Last month, OpenAI announced a strategic partnership with Nvidia, which enables the AI powerhouse to deploy 10 gigawatts of datacenters based on Nvidia’s formidable GPU hardware.
This month, OpenAI unveiled its strategic alliance with AMD, in which the former will deploy 6 gigawatts of the latter’s AMD Instinct GPUs. The agreement also includes AMD stock options for OpenAI, underscoring the close relationship between the pair of organizations.
For industry insiders, these developments have not gone unnoticed and may presage a monopoly in the valuable compute resources necessary to innovate, improve, and operationalize the AI models that are rapidly becoming ubiquitous in today’s society.
According to Assaf Melochna, president and co-founder of Aquant, “If one company, or a few, controls the bulk of global compute, they effectively control who gets to innovate and at what cost. That’s a compute monopoly and it could define the next decade of AI power dynamics.”
With other major compute manufacturers, such as Intel (which, Melochna pointed out, Nvidia recently invested in) still operating outside the direct auspices of OpenAI, it may be a tad early to predict a monopoly just yet.
What’s clear, however, is what these recent partnerships reveal about the competitive strategy of OpenAI, as well as those of other notable entities in the AI race, including Meta and the Chinese national government.
Compute scarcity
The enormity of the Large Language Models and frontier models that are at the fore of avant-garde applications of AI naturally tax the compute resources required to create and implement such models in production. Much of the analysis of OpenAI’s recent partnerships with Intel and AMD, both of which specialize in compute resources, is predicated on the fact that “there’s a scarcity of computing power,” Melochna said. Consequently, OpenAI’s interests in two of the largest compute manufacturers is far from academic and possibly indicative of its strategy to distance itself from other AI companies producing the aforementioned models.
According to Melochna, the company is deliberately “buying the future computing power and that will allow them to have control over all the new AI in the U.S.” Although both AMD and Intel can technically still service other customers, some pundits are concerned that there simply won’t be enough compute resources to go around if these manufacturers prioritize OpenAI. “The competition is not about who has the best model,” Melochna explained. “If I’m not enabling other people to build other models to compete with me, I’m going to control the data.”
The open source route
While OpenAI appears to be focusing on acquiring as much of today’s compute resources as it can, other players in the AI space are implementing alternative strategies. The strategy of China—which made significant headlines in this space when the Chinese released some of their DeepSeek models as open source—appears to be invoking the opposite approach of OpenAI’s. According to Melochna, the Chinese government is subsidizing efforts to construct smaller AI models that are open source—yet potentially as influential as some of OpenAI’s larger ones.
“This has created a lot of development over the last few months about how computing can be done in China with a smaller amount of computing power,” Melochna commented. “One can say this is how you destroy a monopoly; you give other people the ability to develop alternatives to it.”

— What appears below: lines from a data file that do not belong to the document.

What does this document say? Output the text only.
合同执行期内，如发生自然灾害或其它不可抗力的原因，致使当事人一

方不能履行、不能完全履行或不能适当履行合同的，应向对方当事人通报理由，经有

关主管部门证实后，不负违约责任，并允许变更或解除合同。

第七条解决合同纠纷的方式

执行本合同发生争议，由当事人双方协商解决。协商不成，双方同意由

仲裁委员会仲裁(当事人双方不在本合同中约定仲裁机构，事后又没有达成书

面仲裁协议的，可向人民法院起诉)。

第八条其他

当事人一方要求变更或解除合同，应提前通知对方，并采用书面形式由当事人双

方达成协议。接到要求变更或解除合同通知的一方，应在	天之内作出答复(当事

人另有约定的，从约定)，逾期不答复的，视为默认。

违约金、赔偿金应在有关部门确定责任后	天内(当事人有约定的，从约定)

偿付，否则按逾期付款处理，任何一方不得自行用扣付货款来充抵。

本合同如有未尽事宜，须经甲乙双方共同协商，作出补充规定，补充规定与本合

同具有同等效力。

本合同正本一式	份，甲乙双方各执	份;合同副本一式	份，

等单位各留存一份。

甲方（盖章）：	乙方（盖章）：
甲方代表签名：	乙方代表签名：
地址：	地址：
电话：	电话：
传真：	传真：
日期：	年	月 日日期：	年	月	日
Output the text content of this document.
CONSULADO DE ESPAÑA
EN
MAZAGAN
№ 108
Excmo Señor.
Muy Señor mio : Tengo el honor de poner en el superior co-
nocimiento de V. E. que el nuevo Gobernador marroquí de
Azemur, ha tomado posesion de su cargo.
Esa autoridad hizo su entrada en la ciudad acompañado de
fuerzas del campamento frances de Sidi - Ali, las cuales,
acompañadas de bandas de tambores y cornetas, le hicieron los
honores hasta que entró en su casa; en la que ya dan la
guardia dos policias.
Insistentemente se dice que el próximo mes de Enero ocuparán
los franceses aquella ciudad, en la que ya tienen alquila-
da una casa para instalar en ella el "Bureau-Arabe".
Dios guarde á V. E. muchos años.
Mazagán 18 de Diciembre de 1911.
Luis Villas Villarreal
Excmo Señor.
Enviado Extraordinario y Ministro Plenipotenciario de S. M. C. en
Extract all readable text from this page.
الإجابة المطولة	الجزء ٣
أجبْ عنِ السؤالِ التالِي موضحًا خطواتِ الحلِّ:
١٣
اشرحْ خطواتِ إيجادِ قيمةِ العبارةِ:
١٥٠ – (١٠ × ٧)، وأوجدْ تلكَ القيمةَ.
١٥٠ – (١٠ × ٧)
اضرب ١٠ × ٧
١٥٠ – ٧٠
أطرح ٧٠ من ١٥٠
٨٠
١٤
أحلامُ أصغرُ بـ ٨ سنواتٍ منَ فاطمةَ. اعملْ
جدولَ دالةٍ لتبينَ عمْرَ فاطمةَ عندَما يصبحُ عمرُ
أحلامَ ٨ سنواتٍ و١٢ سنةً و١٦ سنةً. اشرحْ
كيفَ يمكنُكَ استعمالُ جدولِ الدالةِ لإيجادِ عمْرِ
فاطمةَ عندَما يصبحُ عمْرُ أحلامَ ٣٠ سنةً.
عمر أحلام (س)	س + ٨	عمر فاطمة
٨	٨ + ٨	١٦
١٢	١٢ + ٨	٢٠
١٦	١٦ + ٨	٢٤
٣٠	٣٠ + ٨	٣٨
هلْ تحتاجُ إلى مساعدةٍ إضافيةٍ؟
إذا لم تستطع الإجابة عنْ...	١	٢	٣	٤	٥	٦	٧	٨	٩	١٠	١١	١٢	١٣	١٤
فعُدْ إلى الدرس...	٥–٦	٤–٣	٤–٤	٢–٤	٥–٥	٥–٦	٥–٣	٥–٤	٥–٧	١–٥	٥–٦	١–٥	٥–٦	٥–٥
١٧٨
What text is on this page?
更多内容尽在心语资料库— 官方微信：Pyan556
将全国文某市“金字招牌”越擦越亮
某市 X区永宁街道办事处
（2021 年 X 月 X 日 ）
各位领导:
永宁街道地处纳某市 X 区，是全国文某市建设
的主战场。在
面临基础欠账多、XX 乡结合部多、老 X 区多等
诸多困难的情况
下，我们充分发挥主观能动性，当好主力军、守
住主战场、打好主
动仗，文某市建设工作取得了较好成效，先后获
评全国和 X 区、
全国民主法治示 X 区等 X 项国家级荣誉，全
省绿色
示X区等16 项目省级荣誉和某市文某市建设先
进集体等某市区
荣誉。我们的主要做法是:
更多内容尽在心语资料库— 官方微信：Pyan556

Accessing models via the global open source community is one of the surest ways to democratize the development and use of AI models, particularly if they don’t require the vast amounts of compute resources OpenAI has at its disposal. “The best thing is that if that computing power will come and be distributed to everyone and we will be able to learn and to build open source for AI in the US,” Melochna observed.
No easy answers
There are other strategies in the AI race other than acquiring a considerable amount of contemporary compute resources or focusing on building smaller open source models. Meta has been hiring several prominent researchers in this space and offering them exorbitant bonuses. Many perceive this aggressive talent acquisition strategy as foundational to its approach to surge ahead in this space.
Ultimately, time will tell how successful any of these endeavors will be. What’s less equivocal is the immediate effects of these organizations dedicating such energy and effort to these strategic initiatives. “It’s become a competition of giants,” Melochna said. Such a degree of competitiveness is a testament to the overall influence of AI models in contemporary society.